If it’s really just this - why don’t you move the hashtable initialization

$RRAAttrib = @{}

inside the loop? … or did I get something wrong?

If the goal is just to consume a csv and build a hash, this can be a bit simpler. Start by renaming the columns, to align with the Ad Property Attrributes, then loop through the properties filtering what you don’t need to build a hash and run your AD commands.

$csvData = @'
Employeeid|Name|Sector|CmbPractice|CmbMajorPractice
1234|Sam Johnson|Sector1|#|MP54321
1235|Frank Wu|#|P58392|MP53622
1236|Joe Mama|Sector5|#|#
1237|Julie Bick|#|#|#
'@ | ConvertFrom-Csv -Delimiter "|" |
        Select-Object -Property Employeeid,
                                @{Name='rraSector';Expression={$_.Sector}},
                                @{Name='rraPractice';Expression={$_.CmbPractice}},
                                @{Name='rraCPractice';Expression={$_.CmbMajorPractice}}

$propsToExclude = 'Employeeid','Name'

foreach ($row in $csvData) {
    $adCustomAttrib = @{}
    foreach ($prop in $row.PSObject.Properties | Where{$_.Value -ne '#' -and $propsToExclude -notcontains $_.Name}) {
        Write-Host -Message ('Adding property {0} with value {1} to hash table for empId {2}' -f $prop.Name, $prop.Value, $row.Employeeid)
        $adCustomAttrib.Add($prop.Name, $prop.Value)
    }

    if ($adCustomAttrib.Count -gt 0) {
        Write-Host -Message ('Updating employeeId {0} with {1} custom attrib updates' -f $row.Employeeid, $adCustomAttrib.Count)
        # $adUser = Get-ADUser -Filter "employeeid -eq '$userNameEid'"

        If ($adUser) {
            # Set-ADUser -Identity $adUser -Replace $adCustomAttrib
        }
    }
    else {
        Write-Host -Message ('Skipping employeeId {0}, no updates to perform' -f $row.Employeeid)
    }
}

Output:

Adding property rraSector with value Sector1 to hash table for empId 1234
Adding property rraCPractice with value MP54321 to hash table for empId 1234
Updating employeeId 1234 with 2 custom attrib updates
Adding property rraPractice with value P58392 to hash table for empId 1235
Adding property rraCPractice with value MP53622 to hash table for empId 1235
Updating employeeId 1235 with 2 custom attrib updates
Adding property rraSector with value Sector5 to hash table for empId 1236
Updating employeeId 1236 with 1 custom attrib updates
Skipping employeeId 1237, no updates to perform

Also remember to put a try\catch around the Set-ADUser.

That seemed to do the trick!

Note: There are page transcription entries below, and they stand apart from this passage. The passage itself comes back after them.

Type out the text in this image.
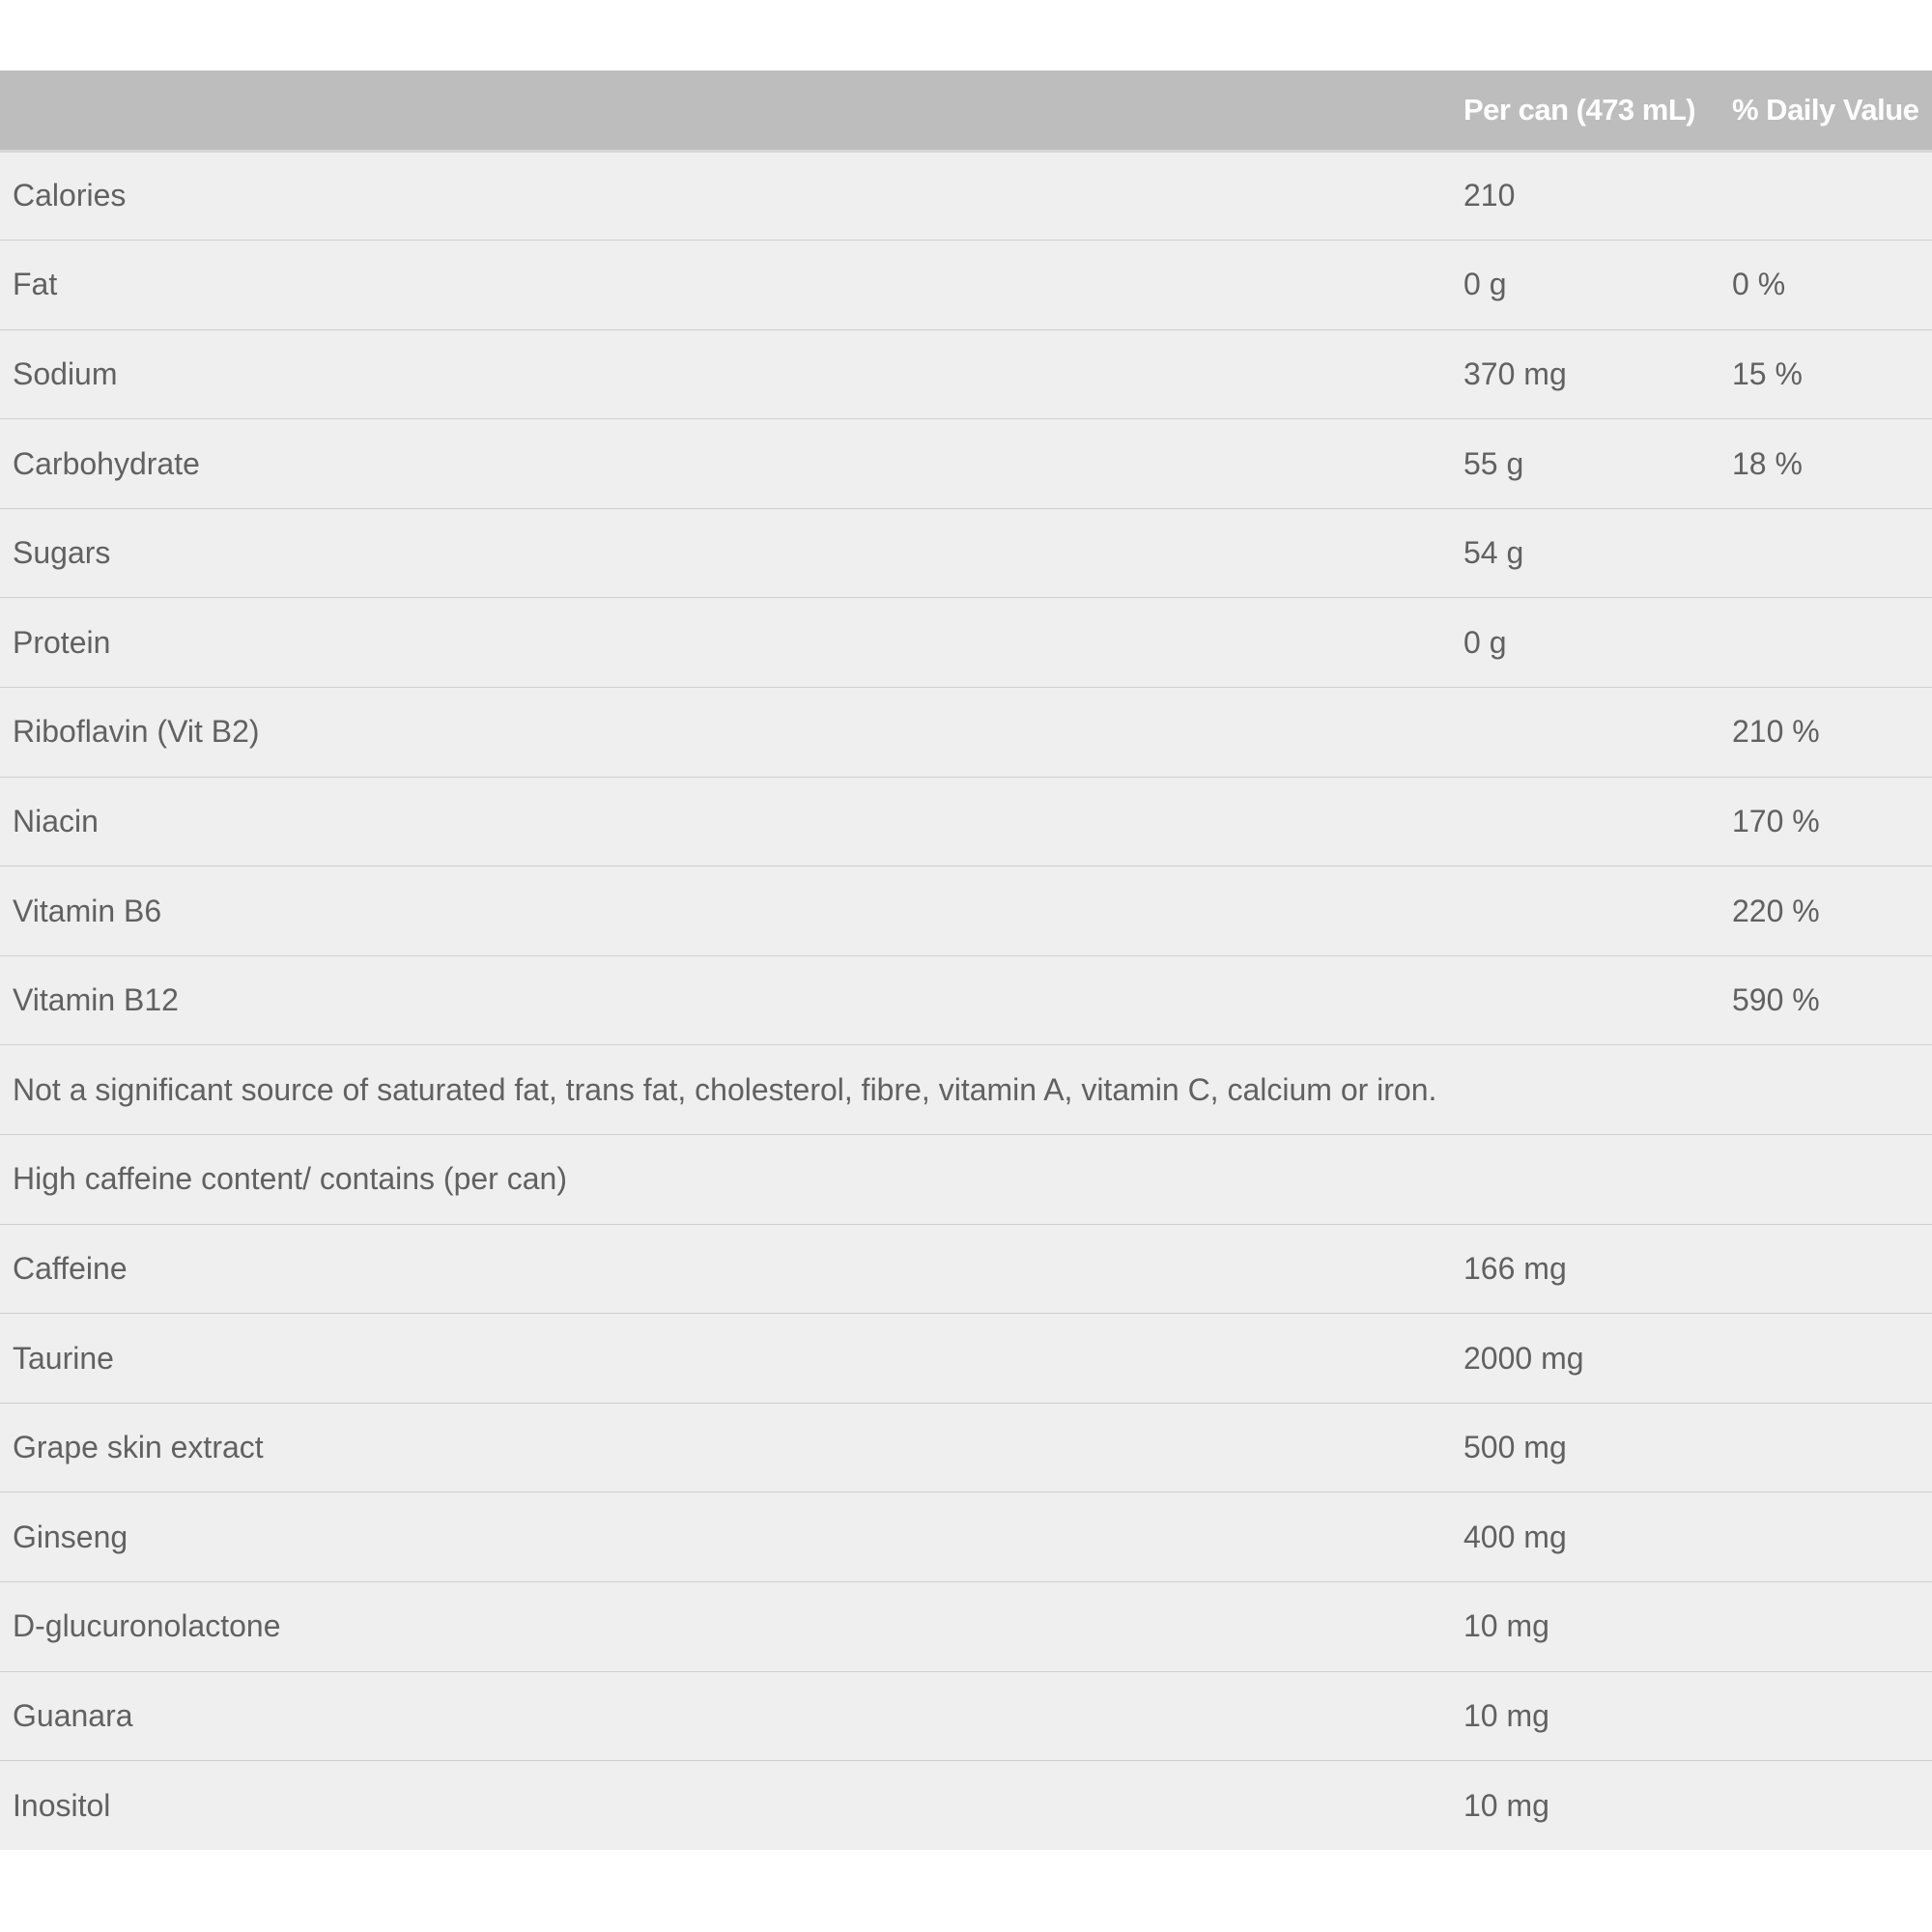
	Per can (473 mL)	% Daily Value
Calories	210	
Fat	0 g	0 %
Sodium	370 mg	15 %
Carbohydrate	55 g	18 %
Sugars	54 g	
Protein	0 g	
Riboflavin (Vit B2)		210 %
Niacin		170 %
Vitamin B6		220 %
Vitamin B12		590 %
Not a significant source of saturated fat, trans fat, cholesterol, fibre, vitamin A, vitamin C, calcium or iron.		
High caffeine content/ contains (per can)		
Caffeine	166 mg	
Taurine	2000 mg	
Grape skin extract	500 mg	
Ginseng	400 mg	
D-glucuronolactone	10 mg	
Guanara	10 mg	
Inositol	10 mg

I had that in my head to do that but there must’ve been a disconnect between there and my fingers! Thanks for the second set of eyes.

This is interesting. The information in $csvData - is that assumed to be from the imported .csv file?

Yes, that is just a method to emulate an Import-CSV and get some data in for testing, but the raw data can be seen in the script vs providing a separate CSV. Use it all the time to quickly build objects to test\mock things up. Just replace the here-string with Import-CSV, add the remaining column mapping and then test, test and test more!